We evaluated motor deficits in patients following cerebellar stroke using a modified
version of the International Cooperative Ataxia Rating Scale (MICARS). Lesion location
was determined using magnetic resonance imaging (MRI) and computerized axial tomography
(CT). Patients were grouped by stroke location-Group I, stroke within the anterior
lobe (lobules I-V); Group 2, anterior lobe and lobule VI; Group 3, posterior lobe
(lobules VI-IX; including flocculonodular lobe, lobule X); Group 4, posterior lobe
but excluding lobule VI (i.e. lobules VII-X); Group 5, stroke within anterior lobe
plus posterior lobe.
Thirty-nine patients were examined 8.0+/-6.0 days following stroke. There were no
Group 1 patients. As mean MICARS scores for Groups 2 through 5 differed significantly
(one-way analysis of variance, F(3,35)=10.9, P=0.000 03), post hoc Tukey's least significant
difference tests were used to compare individual groups.
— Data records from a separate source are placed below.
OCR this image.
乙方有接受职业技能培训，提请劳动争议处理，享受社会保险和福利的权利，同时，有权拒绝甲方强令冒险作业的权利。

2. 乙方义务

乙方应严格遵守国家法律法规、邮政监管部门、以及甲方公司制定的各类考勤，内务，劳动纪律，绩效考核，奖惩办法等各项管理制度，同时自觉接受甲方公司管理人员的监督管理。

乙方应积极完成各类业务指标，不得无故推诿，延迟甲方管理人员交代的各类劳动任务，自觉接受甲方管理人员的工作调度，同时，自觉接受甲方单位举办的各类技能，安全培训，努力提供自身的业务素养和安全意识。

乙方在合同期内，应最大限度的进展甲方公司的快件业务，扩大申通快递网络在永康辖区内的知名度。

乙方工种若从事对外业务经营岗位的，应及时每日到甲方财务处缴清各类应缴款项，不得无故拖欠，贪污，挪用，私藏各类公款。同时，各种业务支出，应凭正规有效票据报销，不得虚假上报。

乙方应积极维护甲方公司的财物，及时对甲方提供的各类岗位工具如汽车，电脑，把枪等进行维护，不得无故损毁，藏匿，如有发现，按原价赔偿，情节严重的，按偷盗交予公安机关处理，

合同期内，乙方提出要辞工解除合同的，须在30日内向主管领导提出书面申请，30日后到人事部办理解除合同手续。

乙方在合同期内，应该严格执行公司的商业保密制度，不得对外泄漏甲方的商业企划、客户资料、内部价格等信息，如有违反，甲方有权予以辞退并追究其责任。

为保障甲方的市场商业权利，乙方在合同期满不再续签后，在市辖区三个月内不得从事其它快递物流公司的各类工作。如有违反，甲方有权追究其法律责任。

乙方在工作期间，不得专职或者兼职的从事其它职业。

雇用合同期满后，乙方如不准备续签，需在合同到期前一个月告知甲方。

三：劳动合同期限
Group 2 MICARS scores (n=6;
mean+/-SD, 20.2+/-6.9) differed from Group 3 (n=6; 7.2+/-3.8; P=0.01) and Group 4
(n=13; 2.5+/-2.0; P=0.000 02); Group 5 (n=14; 18.6+/-12.8) also differed from Group
3 (P=0.009) and Group 4 (P=0.000 02). There were no differences between Groups 2 and
5 (P=0.71), or between Group 3 and Group 4 (P=0.273). However, Group 3 differed from
Group 4 when analyzed with a two-sample t-test unadjusted for multiple comparisons
(P=0.03). Thus, the cerebellar motor syndrome resulted from stroke in the anterior
lobe, but not from stroke in lobules VII-X (Groups 2 plus 5, n=20, MICARS 19.1+/-11.2,
vs. Group 4; P=0.000 002). Strokes involving lobule VI produced minimal motor impairment.
These findings demonstrate that cerebellar stroke does not always result in motor
impairment, and they provide clinical evidence for topographic organization of motor
versus nonmotor functions in the human cerebellum.